The Steel Index daily iron ore price reference price reached US$104.1 per dry metric tonne on Friday. The price, published daily for 62% Fe content fines delivered China, and has surged upward, increasing by 5.0% on yesterday and 9.2% over the week. This is the highest level since the index was first published on 17th November 2008.
Yet despite this rather bullish outlook for the iron ore market, the media-darling Baltic Dry Index, an index for ships which carry bulk commodities such as iron ore, lost almost a fifth of its value in just the last week. And freight-forward agreements (FFA’s) point to a 19% decline in bulk rates by year-end.
“The Chinese have backed off and it’s starting to show in the number of shipments this month,” Gavin Durrell, a Cape Town-based official at Island View Shipping SA, Africa’s biggest commodities shipping line, said by phone today. “Iron ore and coal seem to be slowing down.” … Derivatives betting on the Baltic Exchange’s future assessments fell for a third day, indicating the declining spot market is causing traders’ future expectations to deteriorate.
While at first blush a negative shipping market seems at odds with a positive ore market, there is a reason why iron ore prices could remain strong even while the rates to ship iron ore and other dry bulk commodities continue to fall. This is because the larger concern for the dry bulk market currently is in regards to oversupply of new ships coming online due to new deliveries rather than a drop in long-term iron ore demand growth.

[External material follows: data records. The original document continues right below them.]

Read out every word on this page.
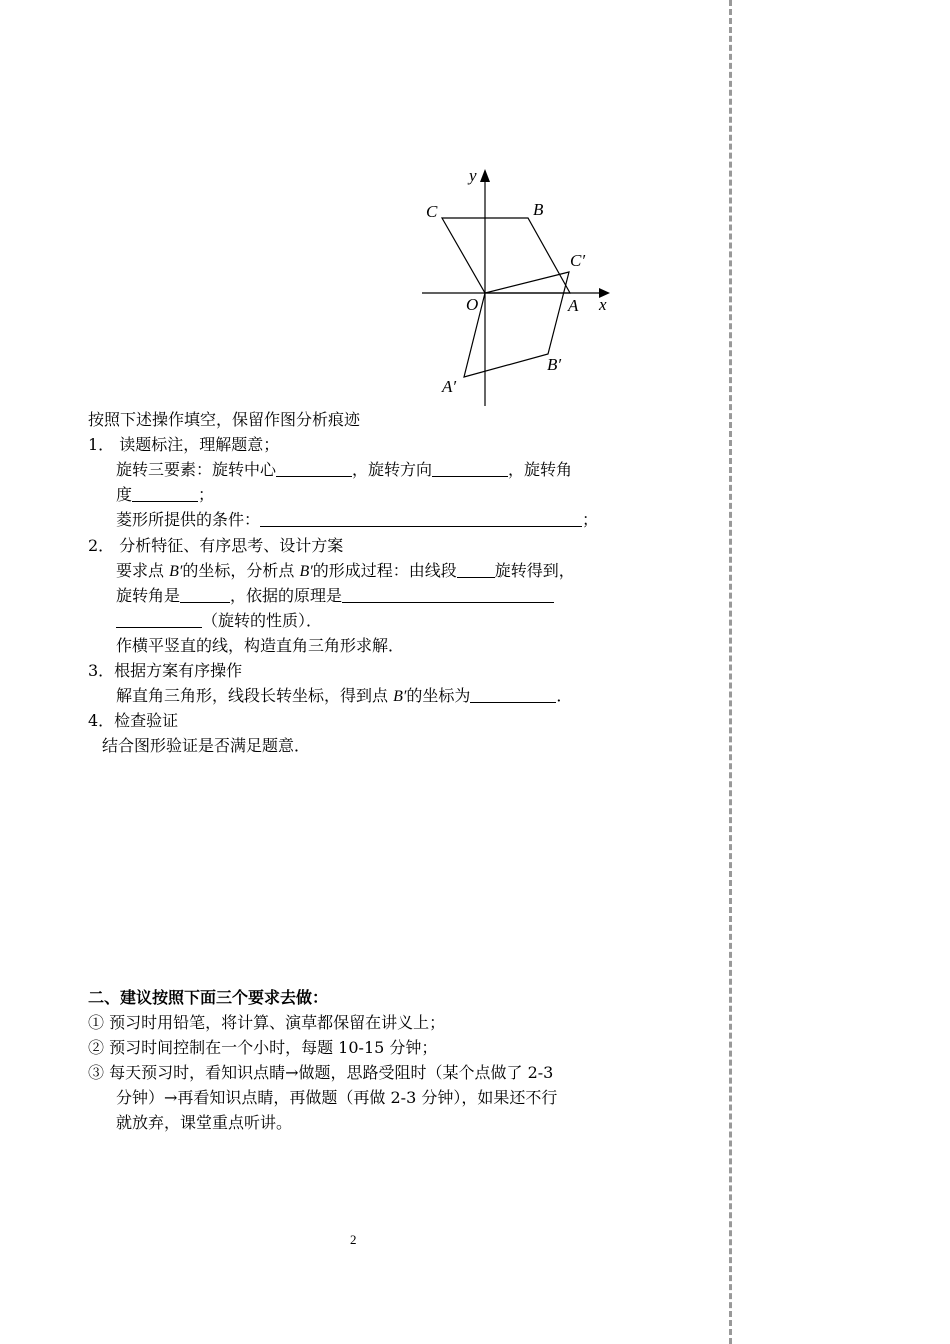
y
x
C	B
C′
O	A
B′
A′
按照下述操作填空，保留作图分析痕迹
1． 读题标注，理解题意；
旋转三要素：旋转中心	，旋转方向	，旋转角
度	；
菱形所提供的条件：	；
2． 分析特征、有序思考、设计方案
要求点 B′的坐标，分析点 B′的形成过程：由线段 旋转得到，
旋转角是	，依据的原理是
（旋转的性质）．
作横平竖直的线，构造直角三角形求解．
3．根据方案有序操作
解直角三角形，线段长转坐标，得到点 B′的坐标为	．
4．检查验证
结合图形验证是否满足题意．
二、建议按照下面三个要求去做：
① 预习时用铅笔，将计算、演草都保留在讲义上；
② 预习时间控制在一个小时，每题 10-15 分钟；
③ 每天预习时，看知识点睛→做题，思路受阻时（某个点做了 2-3
分钟）→再看知识点睛，再做题（再做 2-3 分钟），如果还不行
就放弃，课堂重点听讲。
2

So while A) lower dry bulk rates implied by FFA’s should be at least noted and B) iron ore swaps should be taken with a grain of salt given that they are relatively new, falling dry bulk rates still shouldn’t be of overwhelming concern to those who are bullish on the base metal.
In fact, cheaper ore shipping, caused by over-supply of ships rather than lack of ore demand, could nicely make the all-in cost of ore lower, all else being equal. And in fact, while dry bulk shippers may be headed for stormy seas, the long-term argument for upward commodity price pressure remains very much intact.
…barring economic disaster in large emerging markets, an army of consumers competing for raw materials will continue to emerge. Residual hopes of simply reverting to previous consumption patterns in the U.S. are misguided. Another bout of price spikes will focus minds eventually.